Respondents to the 2021 U.S. Health of Cash Study, conducted by Javelin Strategy & Research, cited a number of benefits and characteristics that make cash an important payment option:

  • Cash protects my privacy and financial security (66%).
  • Allowing people to pay in cash is important for society (63%).
  • Cash is safe to use (58%).
  • Cash is as important today as it ever was (54%).
  • Cash is often the easiest way to pay (44%).

One of the most interesting findings of the study was that underbanked consumers who consistently relied on cash also expanded their digital payment usage. In fact, underbanked consumers regularly used a variety of digital payment options, with significant increases across person-to-person (P2P) payments (29%), digital wallets (28%) and merchant wallets (24%), even as other demographics reported less usage.

For digital commerce to grow and succeed, cash accessibility must expand and be integrated through multiple channels, which would better provide access to those for whom cash is their primary payment method, either by choice or circumstance.

For underbanked consumers and others who prefer using cash, linking cash and digital payments through automated devices, typically the ATM, has the potential to democratize digital commerce, while creating new revenue streams for a wide range of businesses.

Both banked and underbanked consumers see value in using ATMs as a way to participate in the digital economy and access other services beyond the provision of cash. Among all survey respondents, redeeming rewards for cash (41% of all consumers and 59% of underbanked consumers) and receiving funds from a P2P app (31% of all consumers and 57% of underbanked consumers) emerged as popular options. Underbanked consumers see value in even more opportunities at the ATM, such as check-cashing (52%) and loan dispersals (50%).

Cash is typically not a payment option for digital commerce, but consumer preferences indicate that it should be. Respondents cited cash as a preferred payment method for buying online and picking up in-store (19%), order-ahead food (28%) and personal services (31%), but digital platforms do not have a way to accept cash for these services.

When properly equipped with the necessary software and hardware, the ATM can act as an automated, always available intermediary between consumers who need or have cash and the many different digital accounts—both traditional bank accounts and others—that hold value in a digital format.

Cash remains a healthy and robust part of the overall payments mix and serves as a vital on-ramp for future commerce for all members of society.

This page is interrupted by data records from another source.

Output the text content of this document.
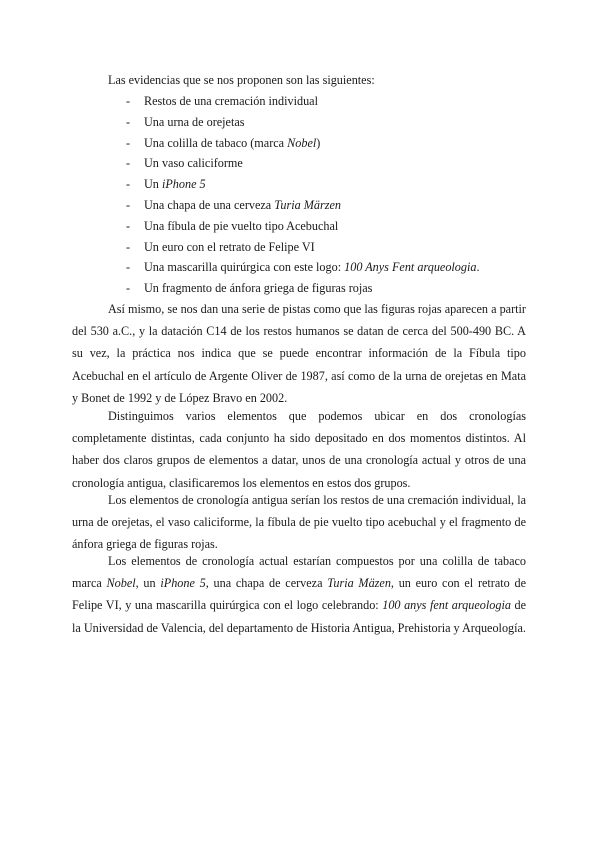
Las evidencias que se nos proponen son las siguientes:

- Restos de una cremación individual
- Una urna de orejetas
- Una colilla de tabaco (marca Nobel)
- Un vaso caliciforme
- Un iPhone 5
- Una chapa de una cerveza Turia Märzen
- Una fíbula de pie vuelto tipo Acebuchal
- Un euro con el retrato de Felipe VI
- Una mascarilla quirúrgica con este logo: 100 Anys Fent arqueologia.
- Un fragmento de ánfora griega de figuras rojas

Así mismo, se nos dan una serie de pistas como que las figuras rojas aparecen a partir del 530 a.C., y la datación C14 de los restos humanos se datan de cerca del 500-490 BC. A su vez, la práctica nos indica que se puede encontrar información de la Fíbula tipo Acebuchal en el artículo de Argente Oliver de 1987, así como de la urna de orejetas en Mata y Bonet de 1992 y de López Bravo en 2002.

Distinguimos varios elementos que podemos ubicar en dos cronologías completamente distintas, cada conjunto ha sido depositado en dos momentos distintos. Al haber dos claros grupos de elementos a datar, unos de una cronología actual y otros de una cronología antigua, clasificaremos los elementos en estos dos grupos.

Los elementos de cronología antigua serían los restos de una cremación individual, la urna de orejetas, el vaso caliciforme, la fíbula de pie vuelto tipo acebuchal y el fragmento de ánfora griega de figuras rojas.

Los elementos de cronología actual estarían compuestos por una colilla de tabaco marca Nobel, un iPhone 5, una chapa de cerveza Turia Mäzen, un euro con el retrato de Felipe VI, y una mascarilla quirúrgica con el logo celebrando: 100 anys fent arqueologia de la Universidad de Valencia, del departamento de Historia Antigua, Prehistoria y Arqueología.
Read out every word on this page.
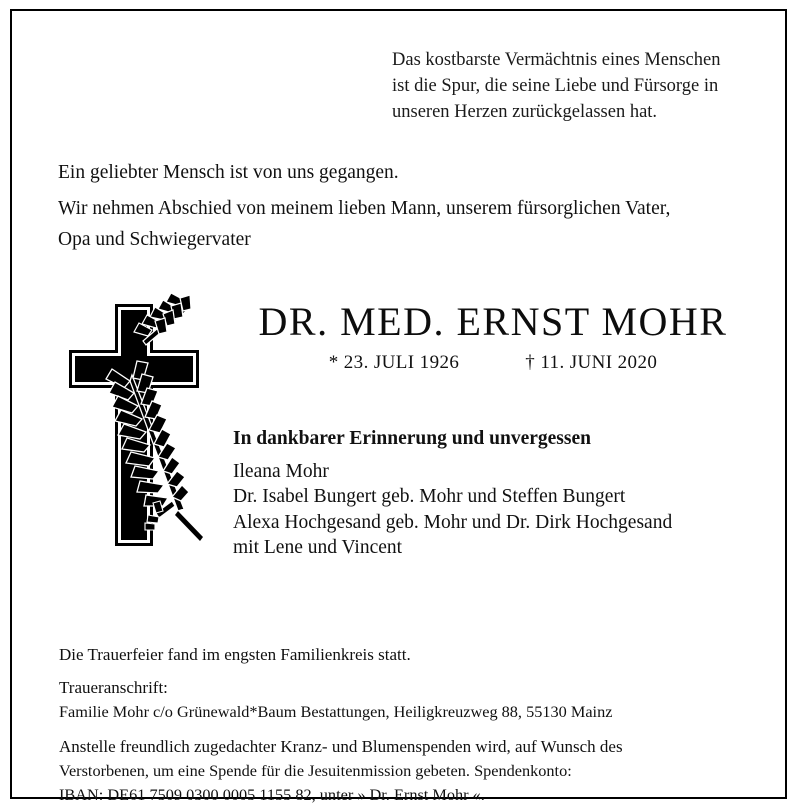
Das kostbarste Vermächtnis eines Menschen
ist die Spur, die seine Liebe und Fürsorge in
unseren Herzen zurückgelassen hat.
Ein geliebter Mensch ist von uns gegangen.
Wir nehmen Abschied von meinem lieben Mann, unserem fürsorglichen Vater,
Opa und Schwiegervater
DR. MED. ERNST MOHR
* 23. JULI 1926	† 11. JUNI 2020
In dankbarer Erinnerung und unvergessen
Ileana Mohr
Dr. Isabel Bungert geb. Mohr und Steffen Bungert
Alexa Hochgesand geb. Mohr und Dr. Dirk Hochgesand
mit Lene und Vincent
Die Trauerfeier fand im engsten Familienkreis statt.
Traueranschrift:
Familie Mohr c/o Grünewald*Baum Bestattungen, Heiligkreuzweg 88, 55130 Mainz
Anstelle freundlich zugedachter Kranz- und Blumenspenden wird, auf Wunsch des
Verstorbenen, um eine Spende für die Jesuitenmission gebeten. Spendenkonto:
IBAN: DE61 7509 0300 0005 1155 82, unter » Dr. Ernst Mohr «.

Consumers find cash easier, faster and more convenient than debit cards and view it as secure and always available. Adding cash options to digital platforms, particularly via self-service at the ATM, will help bring cash-preferring and cash-dependent consumers into the digital economy, and allow them to better use their payment method of choice.

Digital payments will continue to grow, building on an increase in first-time usage during the pandemic. However, cash remains important for the majority of consumers. The emergence of new ways to pay and changing digital shopping habits are accelerating the need to merge the digital and physical payment worlds sooner rather than later.

Carter Hunt is chief revenue officer at Cardtronics.